With the gradual reopening nationwide of the economy, we are understandably focused on getting back to business, while ensuring the health and safety of our families. Raising a discussion of new ‘refurbishing standards’ for certain non-imaging medical equipment may provoke the question: how could this be relevant to my business? 

Standards are essential tools for technology and business. One day the draft standard may become the industry standard or… a regulatory requirement. Standards offer important opportunities for consensus. Standards may provide key rules and metrics for technology and trade. The American National Standards Institute requires in its ‘Essential Requirements’ that the standards development process not be dominated by any single interest, category, or organization. It requires a balancing of interests and good faith efforts to harmonize. There should be no undue barriers to participation. 

The International Electrotechnical Commission (IEC) is another highly respected standards organization. Many consider the IEC to be the leading organization that prepares international standards for electrical, electronic, and related technologies. The IEC provides a platform for discussion and development of international standards. During its prestigious history, the IEC technical committees have considered devices ranging from instruments used in connection with ionizing radiation to MP3 players. 

One draft IEC standard, IEC 63120, which was prepared by an IEC Working Group and circulated for comment is titled ‘Refurbishment of medical electrical equipment, medical electrical systems and sub-assemblies and reuse of components as part of the extended life-cycle’. The standard does not cover medical imaging equipment which is addressed by a separate IEC standard. Many aspects of the IEC 63120 refurbishment process are very carefully considered and specify necessary risk management steps. The sections covered range from safety to the establishment of a refurbishment plan. Under the standard, refurbishment must be conducted under a certified quality management system such as ISO 13485:2016 or the equivalent. The refurbishment process of sub-assemblies is also addressed. 

The IEC draft reviewed includes language that may change, if ultimately adopted, who may refurbish and the requirements when the refurbishment is not performed by the manufacturer. Section 4.1 of the General Requirements for Refurbishment provides the refurbisher: 

• should be qualified by the Manufacturer prior to authorization; 

• should be authorized by the Manufacturer; 

• should be controlled by the manufacturer in an appropriate way; 

• should be accountable to provide feedback to the manufacturer; and 

• there should be a quality assurance agreement regarding post market information between the refurbisher and the manufacturer. 

While other requirements in the standard appropriately address important knowledge areas such as sterilization, disinfection and testing, the standard does not identify why those who refurbish must be qualified, approved and accountable to a manufacturer.
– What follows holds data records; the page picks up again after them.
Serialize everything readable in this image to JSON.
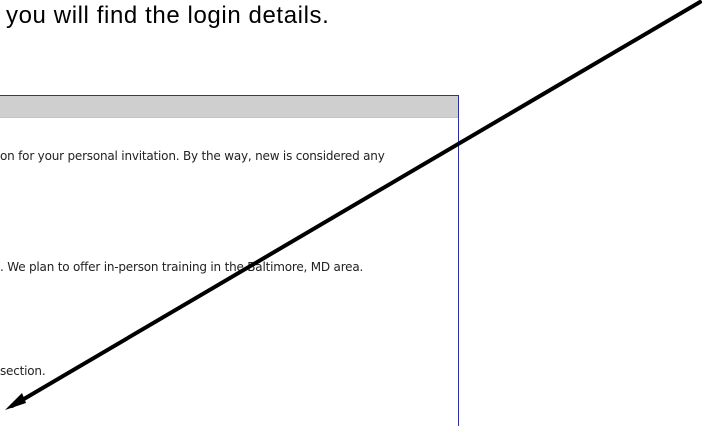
{
  "caption": "you will find the login details.",
  "panel": {
    "lines": [
      "on for your personal invitation. By the way, new is considered any",
      ". We plan to offer in-person training in the Baltimore, MD area.",
      "section."
    ]
  },
  "colors": {
    "panel_border": "#2e2ea8",
    "panel_header": "#cfcfcf",
    "arrow": "#000000"
  },
  "icons": {
    "annotation": "arrow-icon"
  }
}
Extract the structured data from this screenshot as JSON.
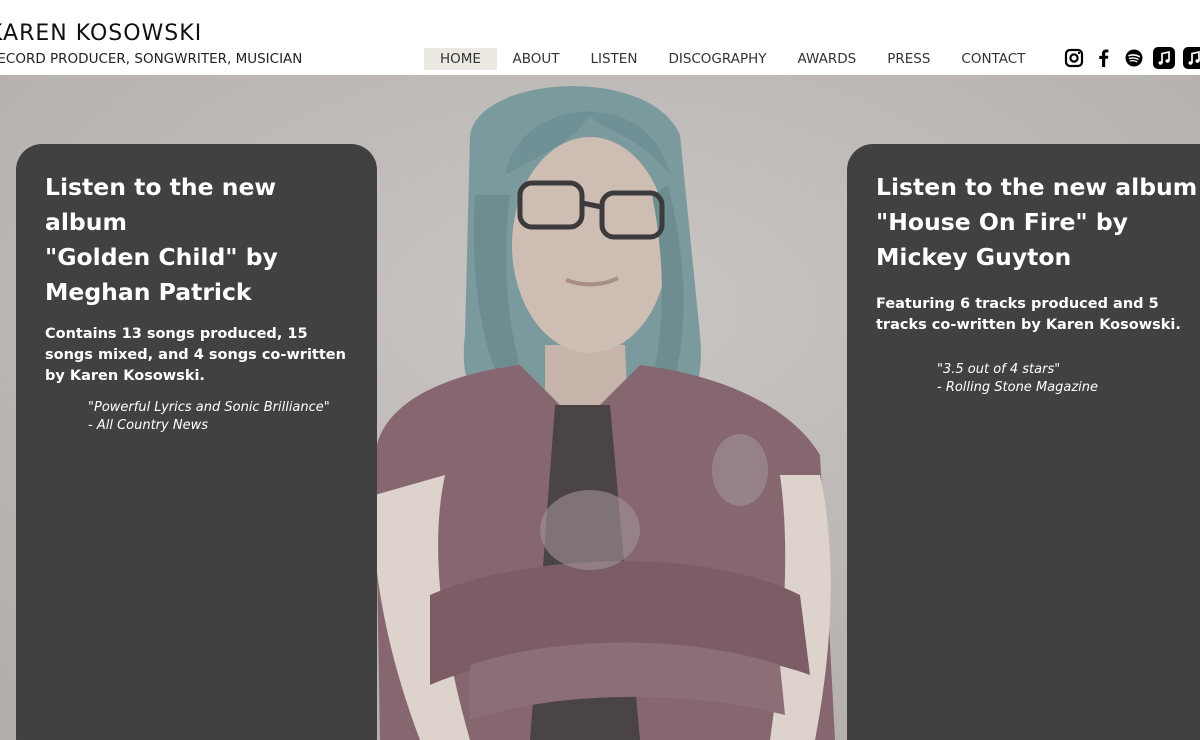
{
  "header": {
    "name": "KAREN KOSOWSKI",
    "tagline": "RECORD PRODUCER, SONGWRITER, MUSICIAN"
  },
  "nav": {
    "items": [
      "HOME",
      "ABOUT",
      "LISTEN",
      "DISCOGRAPHY",
      "AWARDS",
      "PRESS",
      "CONTACT"
    ],
    "active": "HOME"
  },
  "socials": [
    "instagram-icon",
    "facebook-icon",
    "spotify-icon",
    "apple-music-icon",
    "apple-music-icon"
  ],
  "colors": {
    "card_bg": "#414141",
    "nav_active_bg": "#ece8e2",
    "hero_bg": "#bcb7b5"
  },
  "cards": [
    {
      "title_lines": [
        "Listen to the new album",
        "\"Golden Child\" by",
        "Meghan Patrick"
      ],
      "description": "Contains 13 songs produced, 15 songs mixed, and 4 songs co-written by Karen Kosowski.",
      "quote": "\"Powerful Lyrics and Sonic Brilliance\"",
      "source": "- All Country News"
    },
    {
      "title_lines": [
        "Listen to the new album",
        "\"House On Fire\" by",
        "Mickey Guyton"
      ],
      "description": "Featuring 6 tracks produced and 5 tracks co-written by Karen Kosowski.",
      "quote": "\"3.5 out of 4 stars\"",
      "source": "- Rolling Stone Magazine"
    }
  ]
}
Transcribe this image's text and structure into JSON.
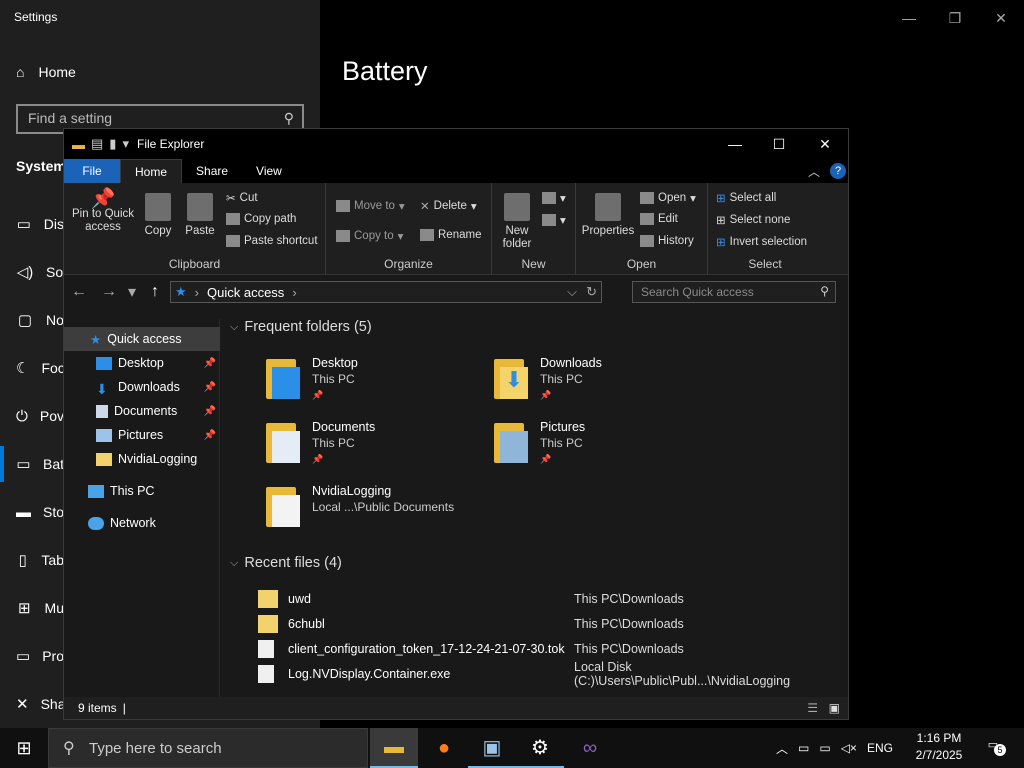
{
  "settings": {
    "title": "Settings",
    "home": "Home",
    "search_placeholder": "Find a setting",
    "section": "System",
    "nav": [
      "Dis",
      "So",
      "No",
      "Foc",
      "Pov",
      "Bat",
      "Sto",
      "Tab",
      "Mu",
      "Pro",
      "Sha"
    ],
    "page_title": "Battery"
  },
  "explorer": {
    "title": "File Explorer",
    "tabs": [
      "File",
      "Home",
      "Share",
      "View"
    ],
    "ribbon": {
      "clipboard": {
        "label": "Clipboard",
        "pin": "Pin to Quick access",
        "copy": "Copy",
        "paste": "Paste",
        "cut": "Cut",
        "copy_path": "Copy path",
        "paste_shortcut": "Paste shortcut"
      },
      "organize": {
        "label": "Organize",
        "move_to": "Move to",
        "copy_to": "Copy to",
        "delete": "Delete",
        "rename": "Rename"
      },
      "new": {
        "label": "New",
        "new_folder": "New folder"
      },
      "open": {
        "label": "Open",
        "properties": "Properties",
        "open": "Open",
        "edit": "Edit",
        "history": "History"
      },
      "select": {
        "label": "Select",
        "select_all": "Select all",
        "select_none": "Select none",
        "invert": "Invert selection"
      }
    },
    "address": "Quick access",
    "search_placeholder": "Search Quick access",
    "nav_pane": {
      "quick_access": "Quick access",
      "items": [
        "Desktop",
        "Downloads",
        "Documents",
        "Pictures",
        "NvidiaLogging"
      ],
      "this_pc": "This PC",
      "network": "Network"
    },
    "frequent_header": "Frequent folders (5)",
    "frequent": [
      {
        "name": "Desktop",
        "location": "This PC"
      },
      {
        "name": "Downloads",
        "location": "This PC"
      },
      {
        "name": "Documents",
        "location": "This PC"
      },
      {
        "name": "Pictures",
        "location": "This PC"
      },
      {
        "name": "NvidiaLogging",
        "location": "Local ...\\Public Documents"
      }
    ],
    "recent_header": "Recent files (4)",
    "recent": [
      {
        "name": "uwd",
        "location": "This PC\\Downloads"
      },
      {
        "name": "6chubl",
        "location": "This PC\\Downloads"
      },
      {
        "name": "client_configuration_token_17-12-24-21-07-30.tok",
        "location": "This PC\\Downloads"
      },
      {
        "name": "Log.NVDisplay.Container.exe",
        "location": "Local Disk (C:)\\Users\\Public\\Publ...\\NvidiaLogging"
      }
    ],
    "status": "9 items"
  },
  "taskbar": {
    "search_placeholder": "Type here to search",
    "language": "ENG",
    "time": "1:16 PM",
    "date": "2/7/2025",
    "notifications": "5"
  }
}
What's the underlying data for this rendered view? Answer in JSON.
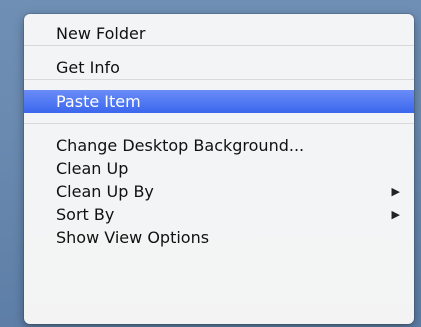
{
  "menu": {
    "items": [
      {
        "label": "New Folder"
      },
      {
        "label": "Get Info"
      },
      {
        "label": "Paste Item"
      },
      {
        "label": "Change Desktop Background..."
      },
      {
        "label": "Clean Up"
      },
      {
        "label": "Clean Up By"
      },
      {
        "label": "Sort By"
      },
      {
        "label": "Show View Options"
      }
    ],
    "submenu_arrow_icon": "triangle-right-icon",
    "highlight_color": "#3b67ee"
  }
}
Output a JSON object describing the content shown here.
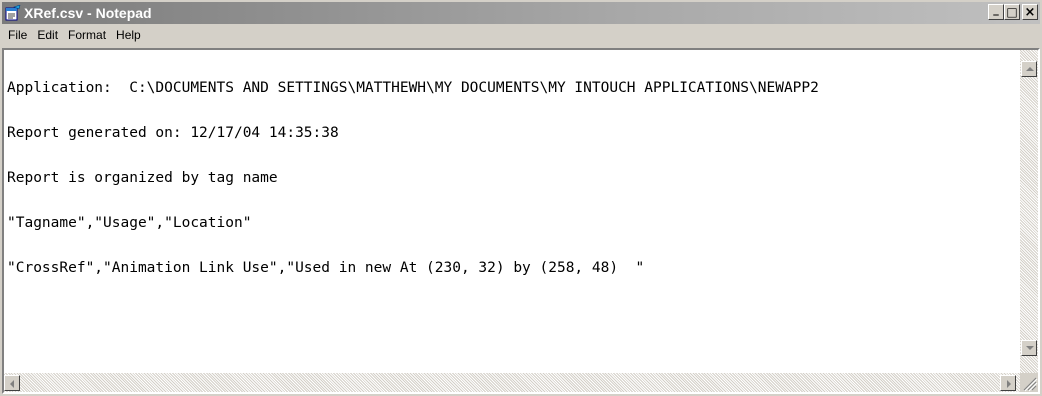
{
  "window": {
    "title": "XRef.csv - Notepad",
    "icons": {
      "app": "notepad-icon",
      "minimize": "minimize-icon",
      "maximize": "maximize-icon",
      "close": "close-icon"
    },
    "button_glyphs": {
      "minimize": "_",
      "maximize": "□",
      "close": "×"
    }
  },
  "menu": {
    "items": [
      "File",
      "Edit",
      "Format",
      "Help"
    ]
  },
  "document": {
    "lines": [
      "Application:  C:\\DOCUMENTS AND SETTINGS\\MATTHEWH\\MY DOCUMENTS\\MY INTOUCH APPLICATIONS\\NEWAPP2",
      "Report generated on: 12/17/04 14:35:38",
      "Report is organized by tag name",
      "\"Tagname\",\"Usage\",\"Location\"",
      "\"CrossRef\",\"Animation Link Use\",\"Used in new At (230, 32) by (258, 48)  \""
    ]
  },
  "colors": {
    "titlebar_inactive_start": "#7b7b7b",
    "titlebar_inactive_end": "#c0c0c0",
    "face": "#d4d0c8",
    "text": "#000000",
    "edit_background": "#ffffff"
  }
}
Parenthetically, I am not aware of manufacturers who would voluntarily approve refurbishers who are not otherwise involved in a manufacturer joint venture or parent/subsidiary business arrangement. Such standard requirements seem inconsistent with appropriate balancing of interests and other requirements for adoption of a national or international standard. We hope that the highly respected IEC would not issue final approval on a standard which apparently requires manufacturers to vet, approve and control the refurbishing process. Perhaps there is another draft in the offing which omits this requirement. Compliance with QMS and safety requirements does not always necessitate that only those approved by the manufacturer may refurbish.